A Walking Tour of Seattle Homes

First named Duwumps and soon after renamed Seattle for a local Indian chief, the city stretches along a relatively narrow strip of land between the Puget Sound and Lake Washington. Seattle homes were first built in the early 1850s. The heart of today's downtown, a neighborhood known as Pioneer Square, is the same street grid platted in 1853. From the waterfall garden at Main and Second to the Ballard Locks, the streets are lined with trees, cafes, Victorian-style brick and stone architecture, and remnants of the Gold Rush days.

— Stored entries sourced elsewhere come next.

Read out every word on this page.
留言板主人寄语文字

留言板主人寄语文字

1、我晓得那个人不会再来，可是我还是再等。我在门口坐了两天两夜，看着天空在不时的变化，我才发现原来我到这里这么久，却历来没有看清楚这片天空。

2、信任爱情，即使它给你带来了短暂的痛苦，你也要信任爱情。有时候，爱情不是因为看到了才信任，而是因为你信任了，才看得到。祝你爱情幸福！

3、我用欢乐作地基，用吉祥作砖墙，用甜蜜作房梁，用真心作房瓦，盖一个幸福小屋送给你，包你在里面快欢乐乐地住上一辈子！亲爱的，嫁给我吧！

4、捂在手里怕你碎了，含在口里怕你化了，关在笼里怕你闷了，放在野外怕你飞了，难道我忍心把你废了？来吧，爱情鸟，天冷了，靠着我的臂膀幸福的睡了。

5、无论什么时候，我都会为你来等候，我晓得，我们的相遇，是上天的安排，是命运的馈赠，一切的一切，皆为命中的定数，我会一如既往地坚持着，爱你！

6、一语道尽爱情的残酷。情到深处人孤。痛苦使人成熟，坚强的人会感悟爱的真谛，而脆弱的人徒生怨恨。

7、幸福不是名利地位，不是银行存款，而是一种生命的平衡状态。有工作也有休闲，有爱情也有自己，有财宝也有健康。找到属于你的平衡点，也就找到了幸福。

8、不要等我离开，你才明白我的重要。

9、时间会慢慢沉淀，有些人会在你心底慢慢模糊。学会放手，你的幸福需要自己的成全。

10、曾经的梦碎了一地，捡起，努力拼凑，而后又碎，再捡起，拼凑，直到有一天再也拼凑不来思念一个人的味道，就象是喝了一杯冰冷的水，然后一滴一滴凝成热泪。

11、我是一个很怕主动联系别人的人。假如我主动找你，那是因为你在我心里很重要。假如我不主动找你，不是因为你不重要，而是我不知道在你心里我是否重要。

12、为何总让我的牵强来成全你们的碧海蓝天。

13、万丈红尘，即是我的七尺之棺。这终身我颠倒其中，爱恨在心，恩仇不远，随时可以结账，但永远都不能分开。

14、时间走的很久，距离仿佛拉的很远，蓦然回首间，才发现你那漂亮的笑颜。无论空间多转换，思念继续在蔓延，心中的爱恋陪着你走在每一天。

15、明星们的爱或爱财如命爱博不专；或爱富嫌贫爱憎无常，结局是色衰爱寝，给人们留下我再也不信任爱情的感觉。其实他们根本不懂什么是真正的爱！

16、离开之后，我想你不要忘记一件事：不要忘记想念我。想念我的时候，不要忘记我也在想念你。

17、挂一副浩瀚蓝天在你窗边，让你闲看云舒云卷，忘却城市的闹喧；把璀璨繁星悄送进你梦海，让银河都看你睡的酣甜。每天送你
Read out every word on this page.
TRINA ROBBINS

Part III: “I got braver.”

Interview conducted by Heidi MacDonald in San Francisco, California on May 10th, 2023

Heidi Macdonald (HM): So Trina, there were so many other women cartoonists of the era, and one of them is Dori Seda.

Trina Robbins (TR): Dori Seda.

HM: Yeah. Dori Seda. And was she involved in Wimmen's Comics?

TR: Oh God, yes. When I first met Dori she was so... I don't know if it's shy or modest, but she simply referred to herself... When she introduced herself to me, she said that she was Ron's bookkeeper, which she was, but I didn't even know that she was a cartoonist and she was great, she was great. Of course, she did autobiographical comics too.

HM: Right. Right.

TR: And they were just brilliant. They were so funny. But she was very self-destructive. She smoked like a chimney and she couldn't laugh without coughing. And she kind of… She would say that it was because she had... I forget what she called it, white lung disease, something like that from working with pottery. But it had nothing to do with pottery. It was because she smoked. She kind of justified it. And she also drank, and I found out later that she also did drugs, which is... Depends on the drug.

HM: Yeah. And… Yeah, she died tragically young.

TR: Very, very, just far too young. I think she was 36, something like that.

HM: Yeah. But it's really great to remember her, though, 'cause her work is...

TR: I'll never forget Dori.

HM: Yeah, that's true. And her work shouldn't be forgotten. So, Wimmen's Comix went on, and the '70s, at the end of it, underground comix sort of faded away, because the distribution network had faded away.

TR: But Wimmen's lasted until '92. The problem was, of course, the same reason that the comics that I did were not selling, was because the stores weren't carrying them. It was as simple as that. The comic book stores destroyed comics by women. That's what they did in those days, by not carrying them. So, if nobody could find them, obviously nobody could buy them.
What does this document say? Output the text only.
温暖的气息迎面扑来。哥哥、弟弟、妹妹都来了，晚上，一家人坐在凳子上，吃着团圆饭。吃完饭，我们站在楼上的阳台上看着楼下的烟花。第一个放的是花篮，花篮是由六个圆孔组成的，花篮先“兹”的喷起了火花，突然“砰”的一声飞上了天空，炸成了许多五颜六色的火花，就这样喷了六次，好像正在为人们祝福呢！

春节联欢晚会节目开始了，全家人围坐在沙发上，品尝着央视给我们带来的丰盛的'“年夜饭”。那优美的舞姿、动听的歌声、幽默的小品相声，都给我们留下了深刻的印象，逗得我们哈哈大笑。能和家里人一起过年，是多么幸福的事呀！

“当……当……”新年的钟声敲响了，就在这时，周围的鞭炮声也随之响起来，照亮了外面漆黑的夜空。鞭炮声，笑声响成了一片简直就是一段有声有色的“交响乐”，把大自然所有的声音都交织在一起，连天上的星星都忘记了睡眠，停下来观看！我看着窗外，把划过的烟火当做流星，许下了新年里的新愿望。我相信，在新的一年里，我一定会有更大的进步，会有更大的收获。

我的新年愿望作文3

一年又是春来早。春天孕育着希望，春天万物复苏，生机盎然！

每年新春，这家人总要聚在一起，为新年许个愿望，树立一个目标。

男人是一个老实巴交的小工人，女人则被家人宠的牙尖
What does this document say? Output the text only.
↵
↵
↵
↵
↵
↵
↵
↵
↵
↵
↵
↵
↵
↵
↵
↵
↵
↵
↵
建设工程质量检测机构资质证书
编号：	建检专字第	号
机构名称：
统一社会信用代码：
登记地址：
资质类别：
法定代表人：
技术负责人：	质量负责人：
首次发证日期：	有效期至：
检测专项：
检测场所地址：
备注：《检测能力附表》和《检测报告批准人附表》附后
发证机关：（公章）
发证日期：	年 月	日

Neighborhoods define a city as much as any other characteristic, especially for its residents. You might look toward Lichton Springs in the northwest for Seattle homes. This unique residential stretch is a small fragment of a formerly vast wetlands area, and takes its name from Licton, an Indian word for the reddish mud of the local springs. In the northeast is the University District and Sand Point, a small peninsula carved out by glaciers.

Eastside you'll find Montlake, Capitol Hill, and Judkins Park. To the west, along with Pioneer Park, you'll find Chinatown and Queen Anne--famous for Seattle's most recognizable landmark, the Space Needle, built for the 1962 World's Fair, as well as for the predominant architectural style of its older homes. Seattle's Chinatown-International District is one of its oldest neighborhoods, renowned for its Asian restaurants, unique specialty shops, and Wing Luke Asian Museum.